Load testing is dismissed as 'we'll just k6 it' and then poorly executed. A good load test reveals capacity, scaling characteristics, and failure modes; a bad one ships false confidence. The patterns that matter are about realism, not tooling.
Define what you're proving
Goal 1: 'can we serve 10K RPS at p99 < 200ms?' That's a capacity test. Goal 2: 'what breaks first when we push to 50K?' That's a stress test. Goal 3: 'are we faster after refactor X?' That's a regression test. Different goals → different tests.
Realistic traffic shape
Production traffic is bursty, not flat. It has read/write ratios, session-cluster timings, varying payload sizes. Replay production traffic if you can; synthesize realistic shapes if you can't. Flat-RPS tests miss the failures real users trigger.
Measure the right things
RED metrics: rate, errors, duration. Plus: tail latency (p99, p99.9 — not average), error breakdown by class, resource usage (CPU, memory, DB connections), downstream impact. 'It handled the RPS' isn't enough.

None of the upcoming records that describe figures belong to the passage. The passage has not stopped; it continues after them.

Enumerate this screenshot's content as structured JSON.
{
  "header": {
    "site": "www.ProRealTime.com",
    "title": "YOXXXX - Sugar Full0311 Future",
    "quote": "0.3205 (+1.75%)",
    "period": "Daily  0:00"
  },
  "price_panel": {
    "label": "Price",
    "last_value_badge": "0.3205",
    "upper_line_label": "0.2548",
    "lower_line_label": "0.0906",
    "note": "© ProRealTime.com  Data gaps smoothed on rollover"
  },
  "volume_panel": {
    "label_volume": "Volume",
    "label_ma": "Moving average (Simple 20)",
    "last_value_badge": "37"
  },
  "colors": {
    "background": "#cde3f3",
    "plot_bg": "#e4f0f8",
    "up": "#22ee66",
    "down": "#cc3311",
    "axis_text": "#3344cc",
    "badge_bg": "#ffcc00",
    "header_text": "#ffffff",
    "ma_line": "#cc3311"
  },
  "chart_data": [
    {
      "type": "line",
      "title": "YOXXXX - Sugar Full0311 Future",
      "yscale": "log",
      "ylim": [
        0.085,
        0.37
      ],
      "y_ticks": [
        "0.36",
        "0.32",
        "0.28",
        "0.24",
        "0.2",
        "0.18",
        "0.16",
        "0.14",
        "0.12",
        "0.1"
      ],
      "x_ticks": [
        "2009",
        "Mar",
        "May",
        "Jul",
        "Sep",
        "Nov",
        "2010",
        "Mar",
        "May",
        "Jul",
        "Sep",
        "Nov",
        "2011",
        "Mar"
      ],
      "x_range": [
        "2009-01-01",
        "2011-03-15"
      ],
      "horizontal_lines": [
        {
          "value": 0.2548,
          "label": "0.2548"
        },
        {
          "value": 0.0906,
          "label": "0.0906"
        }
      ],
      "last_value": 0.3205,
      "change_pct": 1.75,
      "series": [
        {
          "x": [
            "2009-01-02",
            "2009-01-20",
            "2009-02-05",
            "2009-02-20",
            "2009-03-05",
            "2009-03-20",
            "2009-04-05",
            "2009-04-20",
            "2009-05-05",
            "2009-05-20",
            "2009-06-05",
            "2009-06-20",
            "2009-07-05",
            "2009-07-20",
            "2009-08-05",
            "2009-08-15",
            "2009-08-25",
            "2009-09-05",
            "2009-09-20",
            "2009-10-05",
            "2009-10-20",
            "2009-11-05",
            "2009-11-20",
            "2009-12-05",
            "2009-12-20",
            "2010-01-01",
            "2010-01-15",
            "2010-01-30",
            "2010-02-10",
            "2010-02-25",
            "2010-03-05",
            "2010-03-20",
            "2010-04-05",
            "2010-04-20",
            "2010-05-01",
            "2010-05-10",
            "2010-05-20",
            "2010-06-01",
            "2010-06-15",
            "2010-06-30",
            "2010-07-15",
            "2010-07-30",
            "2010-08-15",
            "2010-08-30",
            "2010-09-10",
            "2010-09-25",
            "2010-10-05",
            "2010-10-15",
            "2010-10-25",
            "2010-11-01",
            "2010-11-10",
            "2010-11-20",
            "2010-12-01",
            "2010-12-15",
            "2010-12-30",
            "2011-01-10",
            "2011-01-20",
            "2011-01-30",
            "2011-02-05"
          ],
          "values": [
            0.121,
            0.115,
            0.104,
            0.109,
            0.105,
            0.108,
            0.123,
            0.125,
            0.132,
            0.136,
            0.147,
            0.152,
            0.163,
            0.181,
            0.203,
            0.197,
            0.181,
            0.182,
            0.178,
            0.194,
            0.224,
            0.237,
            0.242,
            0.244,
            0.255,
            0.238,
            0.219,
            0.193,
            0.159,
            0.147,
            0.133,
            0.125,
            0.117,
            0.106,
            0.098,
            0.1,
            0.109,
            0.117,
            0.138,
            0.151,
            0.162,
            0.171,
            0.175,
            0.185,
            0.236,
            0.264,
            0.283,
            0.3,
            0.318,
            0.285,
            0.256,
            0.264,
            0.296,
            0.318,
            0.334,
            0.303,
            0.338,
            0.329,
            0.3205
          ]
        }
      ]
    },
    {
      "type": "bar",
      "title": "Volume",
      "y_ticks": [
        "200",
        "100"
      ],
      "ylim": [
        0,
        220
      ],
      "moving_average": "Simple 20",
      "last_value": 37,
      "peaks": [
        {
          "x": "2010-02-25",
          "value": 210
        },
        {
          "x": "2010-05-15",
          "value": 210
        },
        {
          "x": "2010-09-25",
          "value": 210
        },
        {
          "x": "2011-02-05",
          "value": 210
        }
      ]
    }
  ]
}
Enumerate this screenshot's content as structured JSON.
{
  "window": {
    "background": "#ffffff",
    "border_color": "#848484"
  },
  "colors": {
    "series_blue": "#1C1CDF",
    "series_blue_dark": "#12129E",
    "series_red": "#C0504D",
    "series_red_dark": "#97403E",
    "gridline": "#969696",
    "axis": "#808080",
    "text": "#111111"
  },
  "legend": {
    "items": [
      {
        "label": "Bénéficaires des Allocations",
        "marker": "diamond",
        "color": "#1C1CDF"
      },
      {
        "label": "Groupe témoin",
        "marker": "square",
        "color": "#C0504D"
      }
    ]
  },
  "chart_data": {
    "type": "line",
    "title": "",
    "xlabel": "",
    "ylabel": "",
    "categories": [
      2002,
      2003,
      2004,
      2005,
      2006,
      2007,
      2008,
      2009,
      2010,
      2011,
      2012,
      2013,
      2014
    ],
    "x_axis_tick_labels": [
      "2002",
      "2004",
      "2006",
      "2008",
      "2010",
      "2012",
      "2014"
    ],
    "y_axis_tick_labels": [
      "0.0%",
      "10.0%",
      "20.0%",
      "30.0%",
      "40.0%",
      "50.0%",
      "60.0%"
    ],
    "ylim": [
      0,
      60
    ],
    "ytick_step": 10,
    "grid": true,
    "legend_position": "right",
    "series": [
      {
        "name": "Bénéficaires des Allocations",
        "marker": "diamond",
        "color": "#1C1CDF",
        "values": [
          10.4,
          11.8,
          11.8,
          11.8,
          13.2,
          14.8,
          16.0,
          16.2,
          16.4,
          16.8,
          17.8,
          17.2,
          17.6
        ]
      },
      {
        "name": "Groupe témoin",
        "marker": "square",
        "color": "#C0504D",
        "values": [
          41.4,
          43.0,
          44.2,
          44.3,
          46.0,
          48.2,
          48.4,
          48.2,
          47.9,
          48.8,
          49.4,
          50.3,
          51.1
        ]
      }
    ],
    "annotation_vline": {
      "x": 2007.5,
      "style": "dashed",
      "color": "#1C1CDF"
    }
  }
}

Test for hours, not minutes
Five-minute tests miss memory leaks, connection pool exhaustion, cache eviction effects. Run for at least 30 min once you've validated the short tests. The system stabilizes (good) or degrades (bad) — both are important to know.
Don't test in prod by accident
Load tests can DoS your own dependencies. Coordinate with downstream owners. Use synthetic accounts. Disable real-money side effects (no payments to actual processors). Plan rollback if the test reveals an issue.